To illustrate the structure, consider a ferromagnet which is composed of atoms each equipped with a tiny magnet. When these magnets are lined up, the inside of the ferromagnet bears a strong analogy to the way empty space can be structured. Gauge vector fields that are sensitive to this structure of empty space can only propagate over a finite distance. Thus, they mediate short range interactions and acquire mass. Those fields that are not sensitive to the structure propagate unhindered. They remain massless and are responsible for the long range interactions. In this way, the mechanism accommodates within a single unified theory both short and long-range interactions.

Brout and Englert, Higgs, and Guralnik, Hagen, and Kibble introduced as agent of the vacuum structure a scalar field (most often called the Higgs field) which many physicists view as the agent responsible for the masses of fundamental particles. Brout and Englert also showed that the mechanism may remain valid if the scalar field is replaced by a more structured agent such as a fermion condensate. Their approach led them to conjecture that the theory is renormalizable. The eventual proof of renormalizability, a major achievement of twentieth century physics, is due to Gerardus 't Hooft and Martinus Veltman who were awarded the 1999 Nobel Prize for this work. The Brout–Englert–Higgs–Guralnik–Hagen–Kibble mechanism is the building stone of the electroweak theory of elementary particles and laid the foundation of a unified view of the basic laws of nature.

==Death==
Englert died on 18 June 2026 in the Uccle municipality of Brussels at the age of 93.

==Major awards==
- 1978 First Prize in the International Gravity Contest (with R. Brout and E. Gunzig), awarded by the Gravity Research Foundation for the essay "The Causal Universe".
- 1982 Francqui Prize, awarded by the Francqui Foundation once every four years in exact sciences "For his contribution to the theoretical understanding of spontaneous symmetry breaking in the physics of fundamental interactions, where, with Robert Brout, he was the first to show that spontaneous symmetry breaking in gauge theories gives mass to the gauge particles, for his extensive contributions in other domains, such as solid state physics, statistical mechanics!, quantum field theory, general relativity and cosmology, for the originality and the fundamental importance of these achievements".
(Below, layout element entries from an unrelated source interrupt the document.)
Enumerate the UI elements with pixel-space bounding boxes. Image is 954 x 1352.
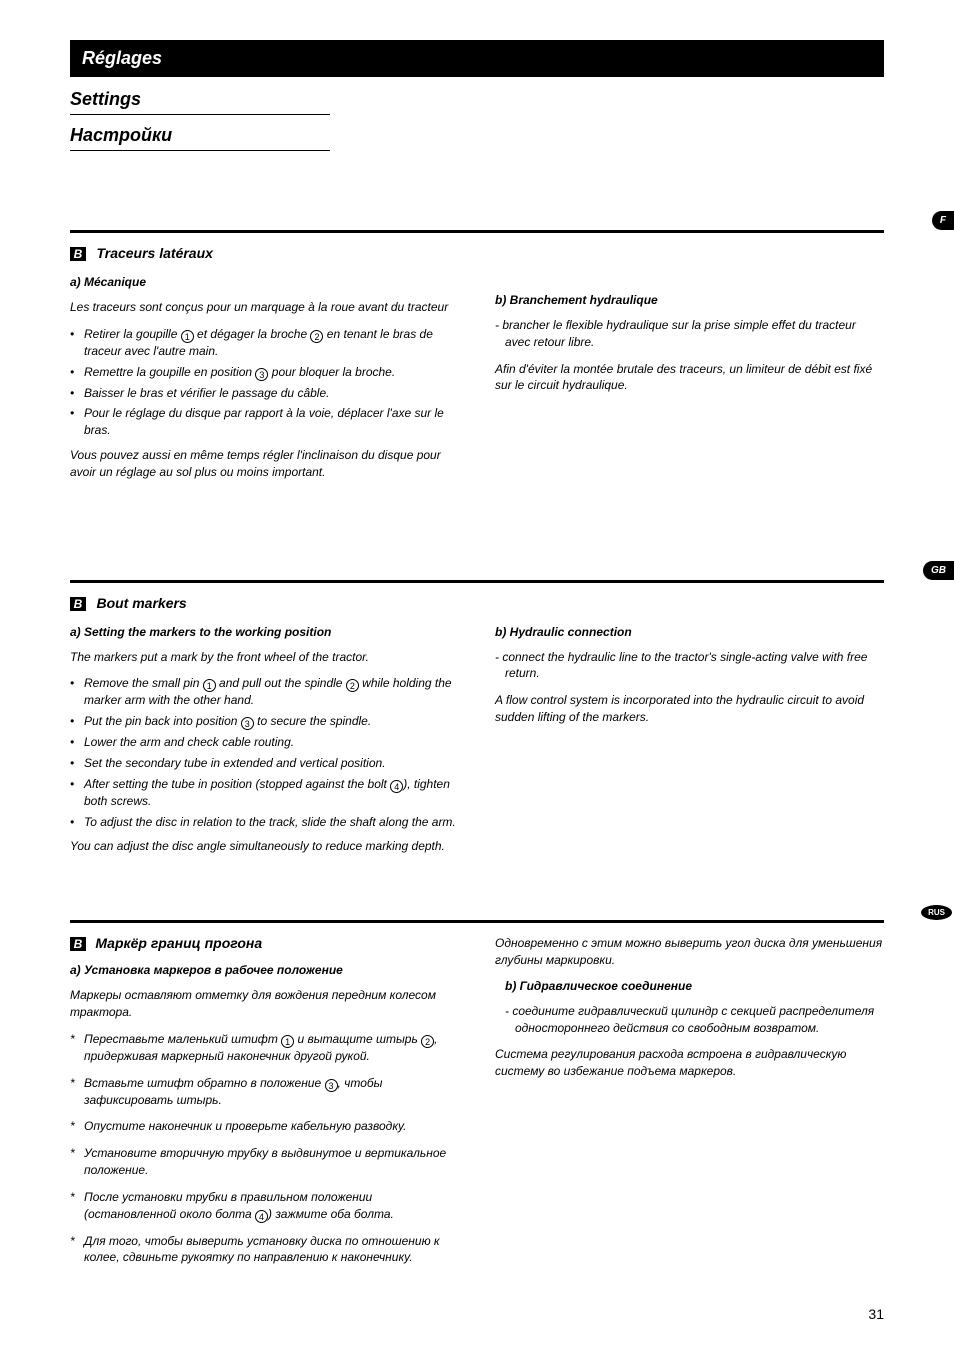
list-item: Remove the small pin 1 and pull out the … <box>70 675 459 709</box>
page-number: 31 <box>70 1306 884 1322</box>
list-item: Set the secondary tube in extended and v… <box>70 755 459 772</box>
rus-columns: B Маркёр границ прогона a) Установка мар… <box>70 935 884 1276</box>
list-item: Put the pin back into position 3 to secu… <box>70 713 459 730</box>
fr-a-list: Retirer la goupille 1 et dégager la broc… <box>70 326 459 439</box>
section-letter: B <box>70 597 86 611</box>
fr-b-head: b) Branchement hydraulique <box>495 293 884 307</box>
header-sub-1: Settings <box>70 89 330 115</box>
list-item: Pour le réglage du disque par rapport à … <box>70 405 459 439</box>
gb-a-intro: The markers put a mark by the front whee… <box>70 649 459 666</box>
fr-a-tail: Vous pouvez aussi en même temps régler l… <box>70 447 459 481</box>
lang-tab-fr: F <box>932 211 954 230</box>
fr-title: Traceurs latéraux <box>96 245 212 261</box>
list-item: After setting the tube in position (stop… <box>70 776 459 810</box>
list-item: После установки трубки в правильном поло… <box>70 1189 459 1223</box>
gb-a-head: a) Setting the markers to the working po… <box>70 625 459 639</box>
divider <box>70 580 884 583</box>
divider <box>70 920 884 923</box>
section-letter: B <box>70 247 86 261</box>
section-letter: B <box>70 937 86 951</box>
gb-a-tail: You can adjust the disc angle simultaneo… <box>70 838 459 855</box>
rus-section-head: B Маркёр границ прогона <box>70 935 459 951</box>
header-black-band: Réglages <box>70 40 884 77</box>
fr-b-p2: Afin d'éviter la montée brutale des trac… <box>495 361 884 395</box>
rus-right-p1: Одновременно с этим можно выверить угол … <box>495 935 884 969</box>
fr-columns: a) Mécanique Les traceurs sont conçus po… <box>70 275 884 491</box>
rus-title: Маркёр границ прогона <box>95 935 262 951</box>
rus-b-p2: Система регулирования расхода встроена в… <box>495 1046 884 1080</box>
list-item: Установите вторичную трубку в выдвинутое… <box>70 1145 459 1179</box>
gb-col-left: a) Setting the markers to the working po… <box>70 625 459 866</box>
gb-columns: a) Setting the markers to the working po… <box>70 625 884 866</box>
list-item: Вставьте штифт обратно в положение 3, чт… <box>70 1075 459 1109</box>
rus-b-head: b) Гидравлическое соединение <box>505 979 884 993</box>
list-item: To adjust the disc in relation to the tr… <box>70 814 459 831</box>
fr-b-p1: - brancher le flexible hydraulique sur l… <box>495 317 884 351</box>
gb-section-head: B Bout markers <box>70 595 884 613</box>
gb-title: Bout markers <box>96 595 186 611</box>
fr-a-head: a) Mécanique <box>70 275 459 289</box>
rus-a-head: a) Установка маркеров в рабочее положени… <box>70 963 459 977</box>
fr-col-right: b) Branchement hydraulique - brancher le… <box>495 275 884 491</box>
list-item: Для того, чтобы выверить установку диска… <box>70 1233 459 1267</box>
rus-a-intro: Маркеры оставляют отметку для вождения п… <box>70 987 459 1021</box>
rus-col-left: B Маркёр границ прогона a) Установка мар… <box>70 935 459 1276</box>
gb-a-list: Remove the small pin 1 and pull out the … <box>70 675 459 830</box>
rus-b-p1: - соедините гидравлический цилиндр с сек… <box>505 1003 884 1037</box>
list-item: Переставьте маленький штифт 1 и вытащите… <box>70 1031 459 1065</box>
gb-b-p2: A flow control system is incorporated in… <box>495 692 884 726</box>
fr-col-left: a) Mécanique Les traceurs sont conçus po… <box>70 275 459 491</box>
fr-a-intro: Les traceurs sont conçus pour un marquag… <box>70 299 459 316</box>
lang-tab-gb: GB <box>923 561 954 580</box>
lang-tab-rus: RUS <box>921 905 952 920</box>
list-item: Retirer la goupille 1 et dégager la broc… <box>70 326 459 360</box>
divider <box>70 230 884 233</box>
header-sub-2: Настройки <box>70 125 330 151</box>
rus-a-list: Переставьте маленький штифт 1 и вытащите… <box>70 1031 459 1266</box>
list-item: Опустите наконечник и проверьте кабельну… <box>70 1118 459 1135</box>
list-item: Baisser le bras et vérifier le passage d… <box>70 385 459 402</box>
rus-col-right: Одновременно с этим можно выверить угол … <box>495 935 884 1276</box>
gb-b-head: b) Hydraulic connection <box>495 625 884 639</box>
gb-col-right: b) Hydraulic connection - connect the hy… <box>495 625 884 866</box>
gb-b-p1: - connect the hydraulic line to the trac… <box>495 649 884 683</box>
list-item: Lower the arm and check cable routing. <box>70 734 459 751</box>
list-item: Remettre la goupille en position 3 pour … <box>70 364 459 381</box>
fr-section-head: B Traceurs latéraux <box>70 245 884 263</box>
- 1997 High Energy and Particle Physics Prize (with R. Brout and P.W. Higgs), awarded by the European Physical Society "For formulating for the first time a self-consistent theory of charged massive vector bosons which became the foundation of the electroweak theory of elementary particles".
- 2004 Wolf Prize in Physics (with R. Brout and P.W. Higgs), awarded by the Wolf Foundation "For pioneering work that has led to the insight of mass generation, whenever a local gauge symmetry is realized asymmetrically in the world of sub-atomic particles".
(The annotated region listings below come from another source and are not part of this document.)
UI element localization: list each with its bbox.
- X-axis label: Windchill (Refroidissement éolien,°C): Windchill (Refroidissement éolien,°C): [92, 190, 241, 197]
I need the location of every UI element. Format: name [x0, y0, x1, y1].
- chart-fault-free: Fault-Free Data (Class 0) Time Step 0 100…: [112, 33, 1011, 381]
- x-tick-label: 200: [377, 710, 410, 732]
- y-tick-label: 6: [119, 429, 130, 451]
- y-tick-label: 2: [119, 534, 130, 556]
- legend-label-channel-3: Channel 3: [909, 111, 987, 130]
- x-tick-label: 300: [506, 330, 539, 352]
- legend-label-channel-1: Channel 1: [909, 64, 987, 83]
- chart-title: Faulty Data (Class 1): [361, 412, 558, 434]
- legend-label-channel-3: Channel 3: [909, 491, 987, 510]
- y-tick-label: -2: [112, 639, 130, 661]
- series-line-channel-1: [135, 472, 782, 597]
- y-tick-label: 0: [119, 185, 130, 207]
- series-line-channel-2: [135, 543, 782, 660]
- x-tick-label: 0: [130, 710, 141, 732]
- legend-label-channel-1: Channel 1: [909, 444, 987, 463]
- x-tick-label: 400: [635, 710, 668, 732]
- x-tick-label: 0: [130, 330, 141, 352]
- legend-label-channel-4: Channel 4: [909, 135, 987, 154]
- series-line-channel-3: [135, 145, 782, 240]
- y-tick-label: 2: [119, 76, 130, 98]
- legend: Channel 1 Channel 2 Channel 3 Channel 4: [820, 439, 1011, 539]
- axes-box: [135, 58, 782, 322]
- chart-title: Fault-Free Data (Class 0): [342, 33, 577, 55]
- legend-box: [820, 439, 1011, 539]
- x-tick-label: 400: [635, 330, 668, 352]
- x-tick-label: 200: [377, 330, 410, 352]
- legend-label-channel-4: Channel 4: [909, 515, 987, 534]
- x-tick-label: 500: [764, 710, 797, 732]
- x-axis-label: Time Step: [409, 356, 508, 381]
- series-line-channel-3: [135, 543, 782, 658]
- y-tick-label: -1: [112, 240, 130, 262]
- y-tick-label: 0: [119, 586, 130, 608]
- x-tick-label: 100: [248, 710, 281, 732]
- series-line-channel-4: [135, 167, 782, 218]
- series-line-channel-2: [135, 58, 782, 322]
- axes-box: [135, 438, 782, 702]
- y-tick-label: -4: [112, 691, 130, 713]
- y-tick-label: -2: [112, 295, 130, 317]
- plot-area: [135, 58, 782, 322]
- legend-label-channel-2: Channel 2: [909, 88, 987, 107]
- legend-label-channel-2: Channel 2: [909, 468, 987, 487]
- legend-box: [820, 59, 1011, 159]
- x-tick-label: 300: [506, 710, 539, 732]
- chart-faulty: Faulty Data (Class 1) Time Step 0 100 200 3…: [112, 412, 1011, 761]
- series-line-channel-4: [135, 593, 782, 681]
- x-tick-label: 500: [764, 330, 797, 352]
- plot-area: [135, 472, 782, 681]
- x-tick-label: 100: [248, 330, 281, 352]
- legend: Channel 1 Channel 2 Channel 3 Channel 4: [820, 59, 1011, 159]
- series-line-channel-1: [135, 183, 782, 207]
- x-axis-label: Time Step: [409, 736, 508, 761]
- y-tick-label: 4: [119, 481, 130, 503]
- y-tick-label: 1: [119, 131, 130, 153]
- 2010 J. J. Sakurai Prize for Theoretical Particle Physics (with Guralnik, Hagen, Kibble, Higgs, and Brout) awarded by The American Physical Society "For elucidation of the properties of spontaneous symmetry breaking in four-dimensional relativistic gauge theory and of the mechanism for the consistent generation of vector boson masses".
- By Royal Decree of 8 July 2013 François Englert was ennobled a baron by King Albert II of Belgium.
- 2013 Nobel Prize in Physics, shared with Peter Higgs "for the theoretical discovery of a mechanism that contributes to our understanding of the origin of mass of subatomic particles, and which recently was confirmed through the discovery of the predicted fundamental particle, by the ATLAS and CMS experiments at CERN’s Large Hadron Collider".
- 2013 Prince of Asturias Award for Technical and Scientific Research (with Peter Higgs and CERN) "for the theoretical prediction and experimental detection of the Higgs boson".